Anthony Nyero, a staff member of the UN Mission in South Sudan (UNMISS) Civil Affairs Division based in Torit was arrested by security agency officers on the evening of September 17, 2014, at a market in Torit. He was immediately taken to Juba and detained at the Riverside detention facility. Witnesses told Human Rights Watch that Nyero was transferred to the Blue House in June 2015. In January 2016, he was transferred back to the Riverside detention facility. Efforts by his family and his employer to find out what happened to him have led nowhere.
James Lual also worked for the UN mission as a security guard based in Wau. Witnesses told Human Rights Watch that the security agency arrested him in Wau on August 23, 2014 and took him to Juba by air the next day. Like Nyero, he was initially detained at the Riverside facility. In early 2015, he was transferred to the Blue House. In January 2016, he was transferred back to Riverside and what happened to him after that has not been revealed.

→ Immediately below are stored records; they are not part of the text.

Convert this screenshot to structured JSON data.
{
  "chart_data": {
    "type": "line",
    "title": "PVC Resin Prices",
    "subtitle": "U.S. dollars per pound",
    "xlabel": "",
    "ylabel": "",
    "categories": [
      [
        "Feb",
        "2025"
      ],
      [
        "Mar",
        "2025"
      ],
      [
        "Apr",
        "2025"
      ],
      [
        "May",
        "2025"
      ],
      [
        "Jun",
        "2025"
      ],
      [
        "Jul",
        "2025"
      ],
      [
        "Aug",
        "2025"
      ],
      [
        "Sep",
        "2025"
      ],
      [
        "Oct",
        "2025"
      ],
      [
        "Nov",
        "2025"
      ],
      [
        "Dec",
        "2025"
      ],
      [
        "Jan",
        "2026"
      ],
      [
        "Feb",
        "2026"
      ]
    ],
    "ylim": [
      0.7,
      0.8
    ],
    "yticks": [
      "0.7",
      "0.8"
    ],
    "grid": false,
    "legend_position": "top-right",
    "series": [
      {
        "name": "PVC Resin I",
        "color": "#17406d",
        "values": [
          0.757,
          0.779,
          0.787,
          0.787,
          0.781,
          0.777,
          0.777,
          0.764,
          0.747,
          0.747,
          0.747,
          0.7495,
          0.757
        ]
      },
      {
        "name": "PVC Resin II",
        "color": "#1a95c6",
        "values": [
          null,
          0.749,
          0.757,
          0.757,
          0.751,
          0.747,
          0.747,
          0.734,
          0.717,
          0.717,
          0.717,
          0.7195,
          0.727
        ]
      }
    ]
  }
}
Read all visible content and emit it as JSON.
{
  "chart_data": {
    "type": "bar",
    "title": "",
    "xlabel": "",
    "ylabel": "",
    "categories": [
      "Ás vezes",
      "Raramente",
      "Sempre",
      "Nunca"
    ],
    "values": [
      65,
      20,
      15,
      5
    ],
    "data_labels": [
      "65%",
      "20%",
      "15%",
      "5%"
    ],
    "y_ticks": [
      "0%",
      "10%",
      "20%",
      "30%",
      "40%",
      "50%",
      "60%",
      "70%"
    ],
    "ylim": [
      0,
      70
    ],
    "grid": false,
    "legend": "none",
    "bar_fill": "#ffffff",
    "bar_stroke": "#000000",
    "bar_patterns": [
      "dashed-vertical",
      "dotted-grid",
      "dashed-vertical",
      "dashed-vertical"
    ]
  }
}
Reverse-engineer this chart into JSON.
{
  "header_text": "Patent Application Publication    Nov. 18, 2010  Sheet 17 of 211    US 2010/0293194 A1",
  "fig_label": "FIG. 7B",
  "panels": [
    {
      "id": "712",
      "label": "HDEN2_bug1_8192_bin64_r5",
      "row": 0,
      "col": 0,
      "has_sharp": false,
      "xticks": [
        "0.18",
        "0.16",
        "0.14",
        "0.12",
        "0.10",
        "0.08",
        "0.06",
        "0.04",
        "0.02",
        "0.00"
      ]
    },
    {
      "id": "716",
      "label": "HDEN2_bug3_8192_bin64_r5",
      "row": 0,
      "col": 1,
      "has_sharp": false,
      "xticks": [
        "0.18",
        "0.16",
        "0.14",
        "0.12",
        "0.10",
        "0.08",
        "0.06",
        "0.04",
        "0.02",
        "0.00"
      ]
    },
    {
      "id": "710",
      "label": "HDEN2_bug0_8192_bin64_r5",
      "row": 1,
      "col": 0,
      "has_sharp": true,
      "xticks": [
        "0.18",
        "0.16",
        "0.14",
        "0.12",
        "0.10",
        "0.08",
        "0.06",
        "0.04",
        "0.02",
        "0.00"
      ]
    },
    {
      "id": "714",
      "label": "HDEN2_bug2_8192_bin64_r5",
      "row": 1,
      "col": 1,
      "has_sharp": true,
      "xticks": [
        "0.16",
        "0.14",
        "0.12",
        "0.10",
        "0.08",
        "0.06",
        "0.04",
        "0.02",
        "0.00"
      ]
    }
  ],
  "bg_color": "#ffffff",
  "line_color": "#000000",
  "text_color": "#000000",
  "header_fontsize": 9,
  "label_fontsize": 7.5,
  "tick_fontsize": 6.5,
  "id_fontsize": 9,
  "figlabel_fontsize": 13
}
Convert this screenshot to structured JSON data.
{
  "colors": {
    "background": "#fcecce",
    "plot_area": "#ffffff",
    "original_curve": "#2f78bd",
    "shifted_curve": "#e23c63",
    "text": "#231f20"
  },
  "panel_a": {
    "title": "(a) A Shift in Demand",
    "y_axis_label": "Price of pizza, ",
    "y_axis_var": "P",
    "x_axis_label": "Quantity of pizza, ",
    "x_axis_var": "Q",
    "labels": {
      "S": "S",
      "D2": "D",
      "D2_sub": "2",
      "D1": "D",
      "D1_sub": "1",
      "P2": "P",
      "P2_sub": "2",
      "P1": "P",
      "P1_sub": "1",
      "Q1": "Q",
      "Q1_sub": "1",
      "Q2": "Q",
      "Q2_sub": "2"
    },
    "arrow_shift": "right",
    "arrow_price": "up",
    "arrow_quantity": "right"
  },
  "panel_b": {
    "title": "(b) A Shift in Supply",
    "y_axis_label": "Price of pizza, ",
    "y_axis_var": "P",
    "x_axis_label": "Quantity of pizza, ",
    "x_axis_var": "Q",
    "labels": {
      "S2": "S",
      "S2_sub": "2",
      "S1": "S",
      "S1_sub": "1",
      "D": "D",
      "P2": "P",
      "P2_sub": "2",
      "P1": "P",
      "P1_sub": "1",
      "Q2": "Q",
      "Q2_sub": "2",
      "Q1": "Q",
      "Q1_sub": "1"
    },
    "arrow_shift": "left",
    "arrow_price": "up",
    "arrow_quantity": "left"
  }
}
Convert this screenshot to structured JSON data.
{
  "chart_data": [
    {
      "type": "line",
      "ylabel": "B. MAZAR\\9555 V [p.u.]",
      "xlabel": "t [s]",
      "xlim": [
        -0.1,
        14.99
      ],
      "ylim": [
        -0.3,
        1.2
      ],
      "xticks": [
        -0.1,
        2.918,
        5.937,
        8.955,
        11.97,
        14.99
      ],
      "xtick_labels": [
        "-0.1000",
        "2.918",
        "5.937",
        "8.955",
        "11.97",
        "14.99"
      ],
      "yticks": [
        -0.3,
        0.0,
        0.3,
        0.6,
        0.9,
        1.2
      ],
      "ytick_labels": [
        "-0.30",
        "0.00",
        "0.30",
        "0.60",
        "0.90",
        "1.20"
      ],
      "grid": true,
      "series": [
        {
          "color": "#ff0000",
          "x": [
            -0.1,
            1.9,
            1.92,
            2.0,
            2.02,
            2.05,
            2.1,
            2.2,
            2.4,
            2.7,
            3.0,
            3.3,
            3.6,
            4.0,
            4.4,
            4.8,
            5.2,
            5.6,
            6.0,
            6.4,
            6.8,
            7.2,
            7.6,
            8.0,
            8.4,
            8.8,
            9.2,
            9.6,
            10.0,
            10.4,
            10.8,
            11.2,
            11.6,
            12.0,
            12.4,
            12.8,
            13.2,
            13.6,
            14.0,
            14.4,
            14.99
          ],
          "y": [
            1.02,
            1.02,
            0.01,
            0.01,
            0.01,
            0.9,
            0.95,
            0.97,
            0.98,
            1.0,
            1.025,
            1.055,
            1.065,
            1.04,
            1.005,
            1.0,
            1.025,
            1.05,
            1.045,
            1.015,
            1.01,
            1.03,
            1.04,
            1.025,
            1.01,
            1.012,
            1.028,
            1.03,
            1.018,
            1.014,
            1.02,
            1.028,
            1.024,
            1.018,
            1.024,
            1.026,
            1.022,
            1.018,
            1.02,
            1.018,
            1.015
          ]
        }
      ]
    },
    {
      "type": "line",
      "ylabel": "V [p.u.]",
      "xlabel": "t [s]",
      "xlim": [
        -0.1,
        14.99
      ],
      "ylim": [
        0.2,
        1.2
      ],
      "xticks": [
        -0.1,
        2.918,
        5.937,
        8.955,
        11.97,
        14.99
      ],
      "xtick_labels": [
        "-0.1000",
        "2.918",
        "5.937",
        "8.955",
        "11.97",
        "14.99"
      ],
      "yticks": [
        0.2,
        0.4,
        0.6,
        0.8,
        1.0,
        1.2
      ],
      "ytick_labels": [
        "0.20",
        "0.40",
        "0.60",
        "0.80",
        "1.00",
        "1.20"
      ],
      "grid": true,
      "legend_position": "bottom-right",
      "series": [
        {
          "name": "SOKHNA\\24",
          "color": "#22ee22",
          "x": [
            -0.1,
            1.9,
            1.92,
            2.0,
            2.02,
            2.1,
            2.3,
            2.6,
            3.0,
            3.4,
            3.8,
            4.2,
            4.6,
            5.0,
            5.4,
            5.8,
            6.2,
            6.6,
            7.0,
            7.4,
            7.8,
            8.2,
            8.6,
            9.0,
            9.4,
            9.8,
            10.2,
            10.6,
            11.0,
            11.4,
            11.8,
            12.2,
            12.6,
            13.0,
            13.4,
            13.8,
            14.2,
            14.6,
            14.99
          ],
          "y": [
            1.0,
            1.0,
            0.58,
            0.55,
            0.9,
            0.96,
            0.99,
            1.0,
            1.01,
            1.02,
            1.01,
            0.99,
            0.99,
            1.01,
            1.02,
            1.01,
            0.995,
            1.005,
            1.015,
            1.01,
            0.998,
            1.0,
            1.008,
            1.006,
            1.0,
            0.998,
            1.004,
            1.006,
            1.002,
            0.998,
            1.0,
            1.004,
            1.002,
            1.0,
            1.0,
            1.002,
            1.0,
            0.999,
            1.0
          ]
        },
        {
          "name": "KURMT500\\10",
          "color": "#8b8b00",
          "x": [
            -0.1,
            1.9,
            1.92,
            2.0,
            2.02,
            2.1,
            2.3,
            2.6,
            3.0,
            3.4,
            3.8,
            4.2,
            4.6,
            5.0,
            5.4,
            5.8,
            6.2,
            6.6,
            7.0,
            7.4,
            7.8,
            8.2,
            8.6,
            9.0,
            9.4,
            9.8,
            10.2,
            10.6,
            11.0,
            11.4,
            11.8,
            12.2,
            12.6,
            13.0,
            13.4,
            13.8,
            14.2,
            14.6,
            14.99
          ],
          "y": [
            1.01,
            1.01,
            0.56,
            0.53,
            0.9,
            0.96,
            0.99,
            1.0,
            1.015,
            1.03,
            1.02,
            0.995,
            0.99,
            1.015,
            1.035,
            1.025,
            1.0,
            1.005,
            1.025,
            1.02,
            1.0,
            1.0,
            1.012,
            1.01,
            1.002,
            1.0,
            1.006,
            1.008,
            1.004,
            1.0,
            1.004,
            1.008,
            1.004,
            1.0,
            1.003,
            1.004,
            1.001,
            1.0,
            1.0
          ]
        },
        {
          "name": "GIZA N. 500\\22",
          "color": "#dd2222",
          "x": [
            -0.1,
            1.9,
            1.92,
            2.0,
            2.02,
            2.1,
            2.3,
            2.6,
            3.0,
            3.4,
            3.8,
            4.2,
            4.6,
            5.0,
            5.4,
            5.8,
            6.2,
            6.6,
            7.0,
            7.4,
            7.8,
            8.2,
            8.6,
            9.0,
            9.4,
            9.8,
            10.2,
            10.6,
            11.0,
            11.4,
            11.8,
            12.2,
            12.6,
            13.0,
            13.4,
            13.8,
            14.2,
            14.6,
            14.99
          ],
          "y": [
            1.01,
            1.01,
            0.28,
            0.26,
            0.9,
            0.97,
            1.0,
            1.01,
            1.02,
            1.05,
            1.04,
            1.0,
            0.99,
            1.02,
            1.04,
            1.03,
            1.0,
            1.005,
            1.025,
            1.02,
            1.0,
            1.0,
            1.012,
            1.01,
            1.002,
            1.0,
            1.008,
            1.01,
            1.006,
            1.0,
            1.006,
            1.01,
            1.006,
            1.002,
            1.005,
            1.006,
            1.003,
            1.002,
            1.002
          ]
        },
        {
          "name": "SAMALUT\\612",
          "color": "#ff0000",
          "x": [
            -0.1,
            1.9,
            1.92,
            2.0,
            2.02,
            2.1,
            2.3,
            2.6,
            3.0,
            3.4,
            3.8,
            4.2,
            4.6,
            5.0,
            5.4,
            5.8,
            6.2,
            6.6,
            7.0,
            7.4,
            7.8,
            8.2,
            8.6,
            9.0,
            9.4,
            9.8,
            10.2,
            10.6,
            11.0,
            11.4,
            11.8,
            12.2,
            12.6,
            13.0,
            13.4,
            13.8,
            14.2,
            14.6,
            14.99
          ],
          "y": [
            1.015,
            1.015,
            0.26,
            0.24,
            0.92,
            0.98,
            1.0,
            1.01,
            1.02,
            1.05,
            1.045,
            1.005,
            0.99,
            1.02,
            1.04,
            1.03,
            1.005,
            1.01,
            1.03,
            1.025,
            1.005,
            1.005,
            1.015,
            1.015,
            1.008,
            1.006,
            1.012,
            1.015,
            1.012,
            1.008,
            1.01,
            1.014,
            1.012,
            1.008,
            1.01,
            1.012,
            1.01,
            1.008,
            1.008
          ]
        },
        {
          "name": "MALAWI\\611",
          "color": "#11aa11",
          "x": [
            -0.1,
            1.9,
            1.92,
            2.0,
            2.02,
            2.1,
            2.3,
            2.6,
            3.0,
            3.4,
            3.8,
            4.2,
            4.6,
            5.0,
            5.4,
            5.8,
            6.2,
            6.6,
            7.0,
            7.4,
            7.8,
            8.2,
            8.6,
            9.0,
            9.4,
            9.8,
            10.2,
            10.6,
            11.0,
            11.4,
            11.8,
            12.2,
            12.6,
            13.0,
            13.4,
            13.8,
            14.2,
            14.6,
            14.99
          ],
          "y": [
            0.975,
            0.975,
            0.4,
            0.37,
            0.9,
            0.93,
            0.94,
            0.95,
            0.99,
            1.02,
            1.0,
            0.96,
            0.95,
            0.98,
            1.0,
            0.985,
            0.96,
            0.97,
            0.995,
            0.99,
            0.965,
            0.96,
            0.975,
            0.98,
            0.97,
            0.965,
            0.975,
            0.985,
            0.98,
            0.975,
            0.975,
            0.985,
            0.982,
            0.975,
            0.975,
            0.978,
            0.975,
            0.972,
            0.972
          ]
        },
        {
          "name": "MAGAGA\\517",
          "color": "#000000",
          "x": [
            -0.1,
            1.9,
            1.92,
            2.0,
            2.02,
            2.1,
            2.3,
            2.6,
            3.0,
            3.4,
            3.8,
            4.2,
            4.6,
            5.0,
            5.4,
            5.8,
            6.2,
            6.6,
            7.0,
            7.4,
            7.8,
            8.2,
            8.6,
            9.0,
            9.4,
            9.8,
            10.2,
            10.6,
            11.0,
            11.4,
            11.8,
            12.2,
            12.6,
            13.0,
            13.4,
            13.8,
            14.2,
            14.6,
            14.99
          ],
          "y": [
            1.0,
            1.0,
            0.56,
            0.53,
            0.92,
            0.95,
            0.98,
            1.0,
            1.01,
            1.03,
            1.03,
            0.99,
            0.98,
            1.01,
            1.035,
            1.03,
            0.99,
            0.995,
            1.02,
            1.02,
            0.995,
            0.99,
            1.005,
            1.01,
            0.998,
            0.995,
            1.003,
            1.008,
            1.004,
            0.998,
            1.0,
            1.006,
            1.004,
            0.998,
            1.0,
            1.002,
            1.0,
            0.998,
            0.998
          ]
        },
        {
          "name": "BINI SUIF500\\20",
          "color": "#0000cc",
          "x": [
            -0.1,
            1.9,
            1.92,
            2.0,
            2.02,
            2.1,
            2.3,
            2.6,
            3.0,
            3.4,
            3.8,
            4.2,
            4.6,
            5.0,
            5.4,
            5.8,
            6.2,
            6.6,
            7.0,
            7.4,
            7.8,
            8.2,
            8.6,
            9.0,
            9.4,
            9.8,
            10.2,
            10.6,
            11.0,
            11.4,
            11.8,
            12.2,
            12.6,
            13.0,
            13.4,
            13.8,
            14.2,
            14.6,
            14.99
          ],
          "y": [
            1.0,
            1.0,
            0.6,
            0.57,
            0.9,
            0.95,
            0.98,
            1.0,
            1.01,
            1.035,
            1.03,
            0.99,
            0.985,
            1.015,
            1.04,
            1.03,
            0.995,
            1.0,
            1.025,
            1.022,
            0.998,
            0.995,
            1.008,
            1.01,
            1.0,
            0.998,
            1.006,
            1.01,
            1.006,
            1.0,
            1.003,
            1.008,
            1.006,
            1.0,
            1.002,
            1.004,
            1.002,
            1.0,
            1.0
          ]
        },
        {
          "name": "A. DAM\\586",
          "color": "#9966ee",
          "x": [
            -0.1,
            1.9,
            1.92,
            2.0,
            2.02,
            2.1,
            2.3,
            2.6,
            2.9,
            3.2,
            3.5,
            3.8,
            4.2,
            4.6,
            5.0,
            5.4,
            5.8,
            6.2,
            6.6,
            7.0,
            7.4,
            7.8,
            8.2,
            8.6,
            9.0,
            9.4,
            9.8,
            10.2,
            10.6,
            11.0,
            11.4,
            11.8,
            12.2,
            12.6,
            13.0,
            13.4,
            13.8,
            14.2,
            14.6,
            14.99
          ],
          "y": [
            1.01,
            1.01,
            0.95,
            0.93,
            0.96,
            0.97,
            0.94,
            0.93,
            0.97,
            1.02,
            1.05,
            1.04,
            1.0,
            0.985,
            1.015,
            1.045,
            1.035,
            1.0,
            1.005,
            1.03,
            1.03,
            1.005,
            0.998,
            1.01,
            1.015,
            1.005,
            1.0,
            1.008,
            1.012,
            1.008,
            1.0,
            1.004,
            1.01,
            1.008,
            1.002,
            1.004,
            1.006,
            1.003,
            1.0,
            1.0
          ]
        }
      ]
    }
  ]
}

Richard Lokeya, a Canadian-South Sudanese citizen, and Dominic Lodai, a youth from Chukudum, were arrested by Ugandan security forces on August 15, 2015 on accusations of illegally crossing the border and of being rebels, and handed over to South Sudan’s military intelligence in Gulu the next day. On August 18, they were transferred to Juba and held at the White House detention site in Giyada Military barracks in Juba. Reports by media sources, said they were tortured by being pricked with needles, made to sit on a wooden chair with nails sticking out, kicked, and slapped. On August 22, they were removed from the White House and driven to an unknown location where, a witness said, they were killed. Authorities have to date not accounted for them.